Les refuges pour femmes itinérantes débordent à Québec

Les refuges pour femmes débordent à Québec et un peu partout en province. Au YWCA de la capitale, des femmes itinérantes ont été refusées à plus de 1000 reprises depuis le début de l'année.

« Oui, il manque de lits, mais la solution ce n'est pas juste d'en ajouter », prévient Stéphanie Lampron, directrice de l'hébergement au YWCA à Québec.

« Ça prend des services.
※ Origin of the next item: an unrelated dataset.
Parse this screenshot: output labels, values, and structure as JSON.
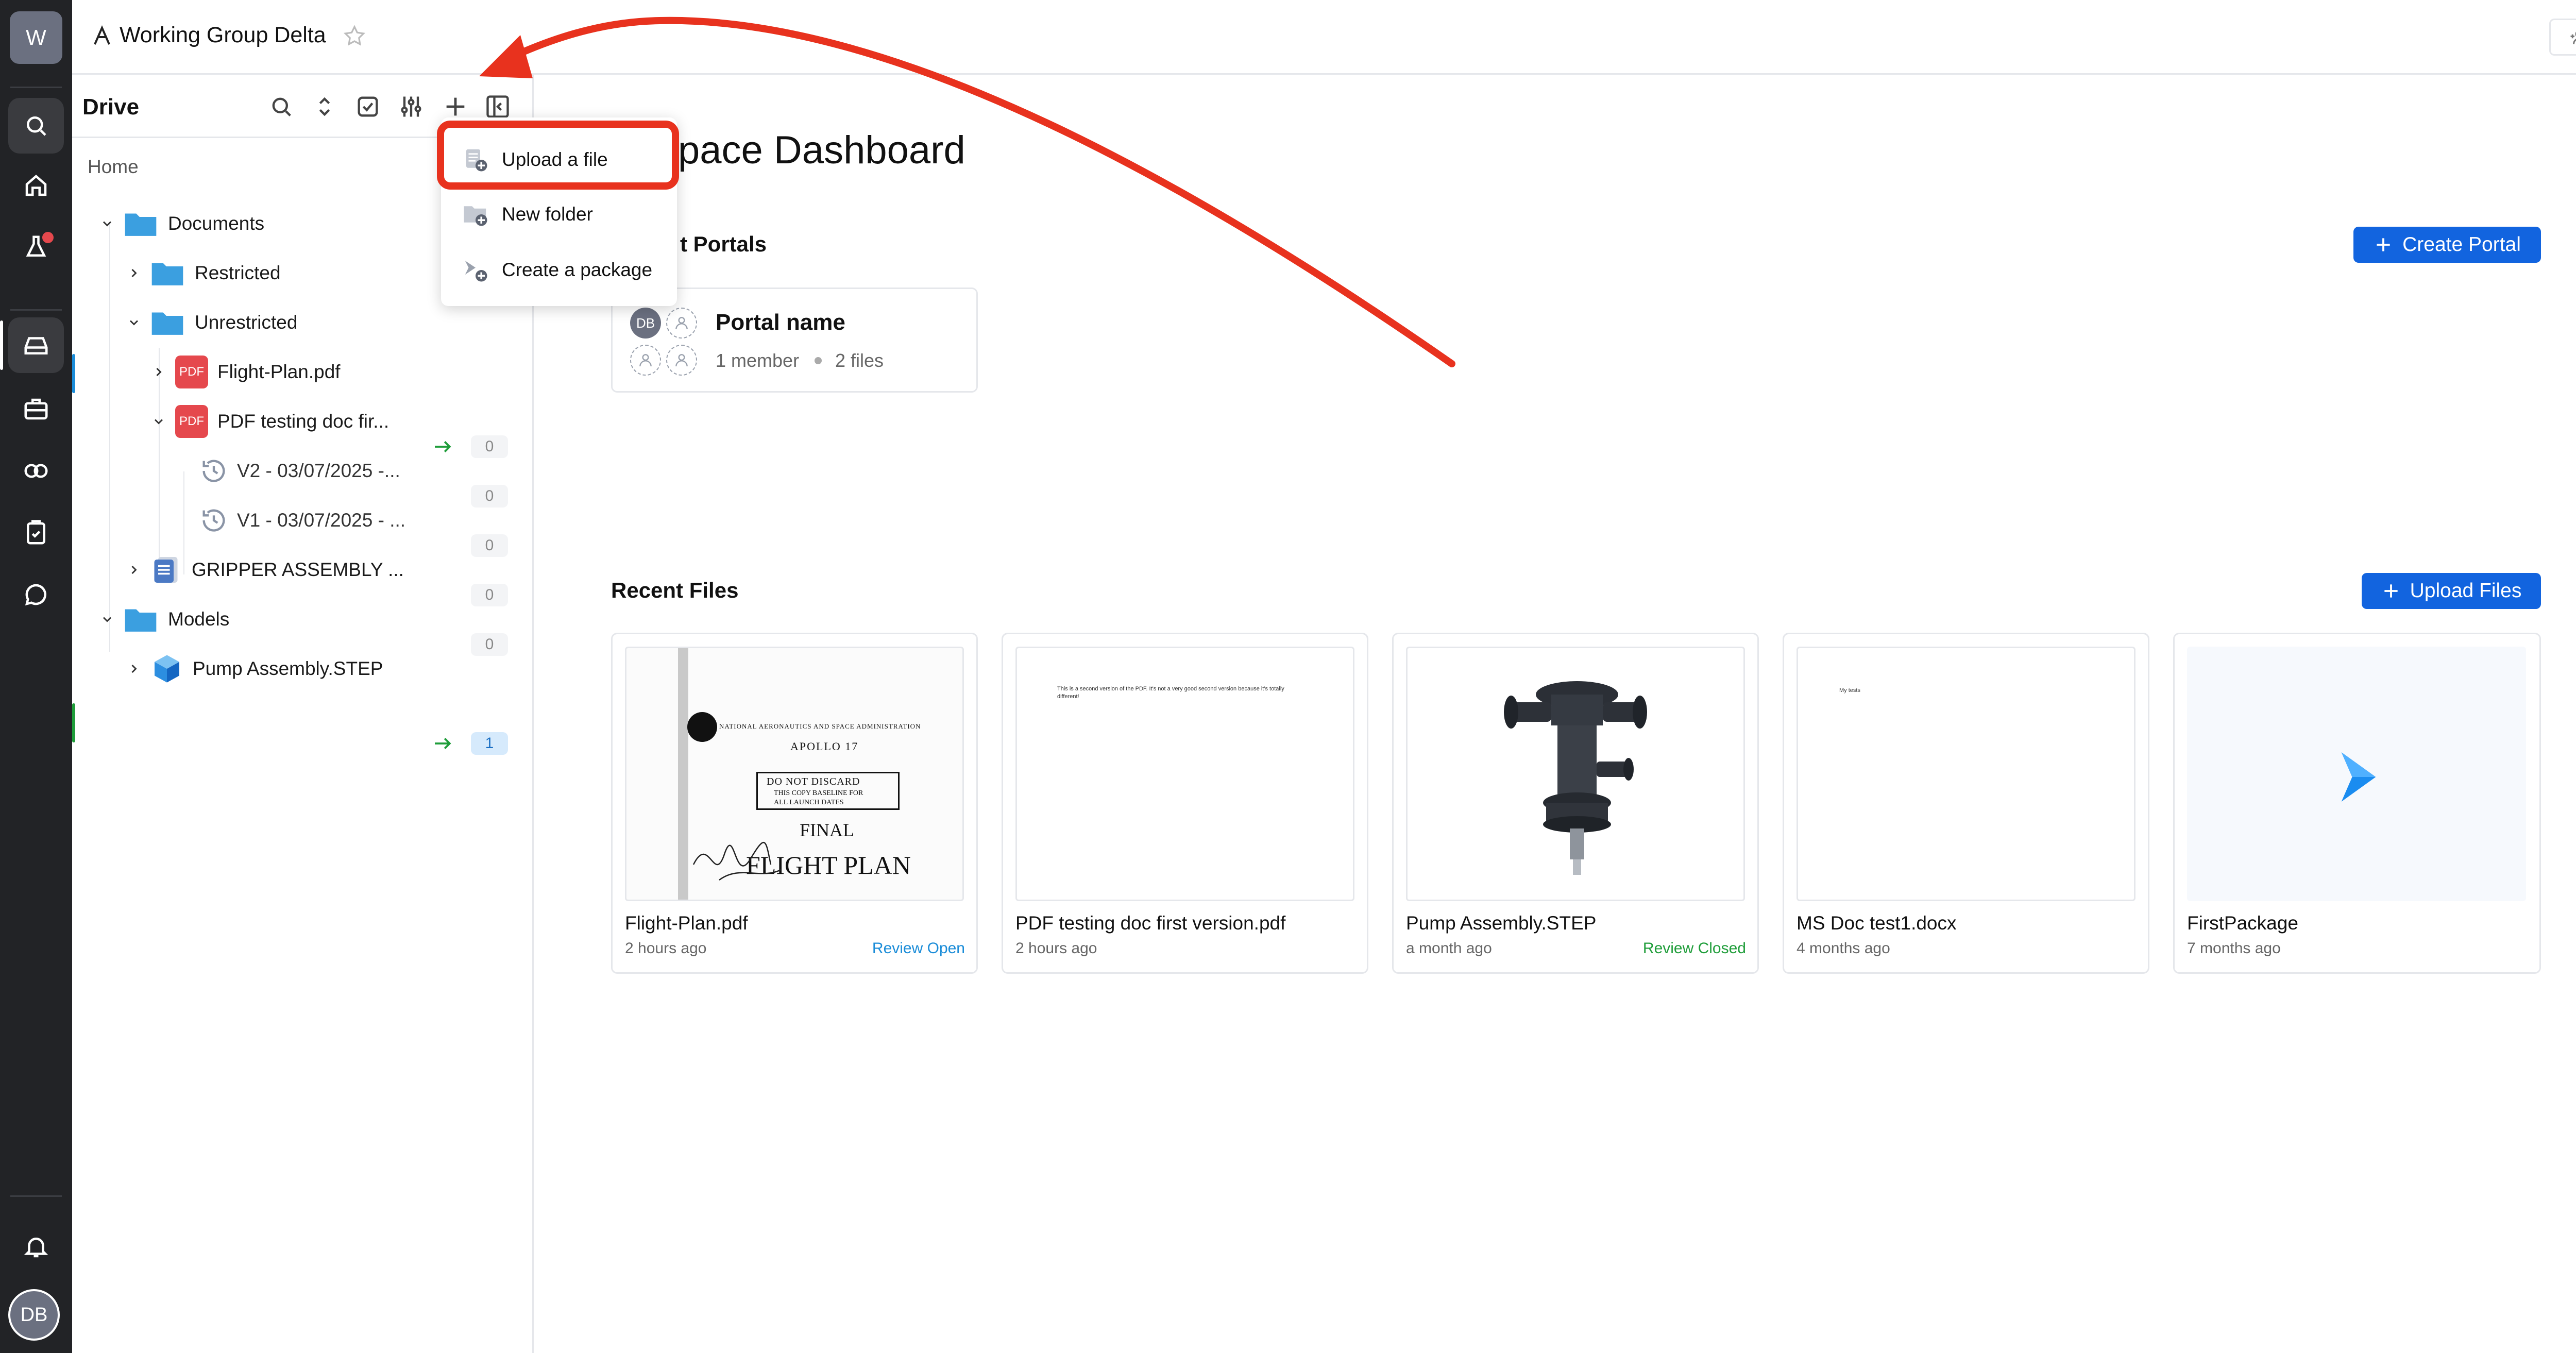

Les femmes qui viennent ici ou dans les autres organismes, ce n'est pas juste pour dormir. Si elles sont ici, c'est qu'elles ont des problèmes. »

Au projet LUNE, qui vient en aide aux toxicomanes et aux travailleuses du sexe, jusqu'à 17 femmes se succèdent chaque jour dans un appartement de quatre pièces et demi pour avoir un lit et de la sécurité.

« On déborde, explique la directrice Chantal Simoneau. Quand on ouvre à 18 heures, il y a six ou sept femmes à la porte. »

Le petit appartement compte trois lits et trois fauteuils inclinables, souvent tous occupés. Certaines femmes doivent dormir par terre. Cette pression illustre une chose, précise Mme Simoneau : la pauvreté et la précarité gagnent du chemin.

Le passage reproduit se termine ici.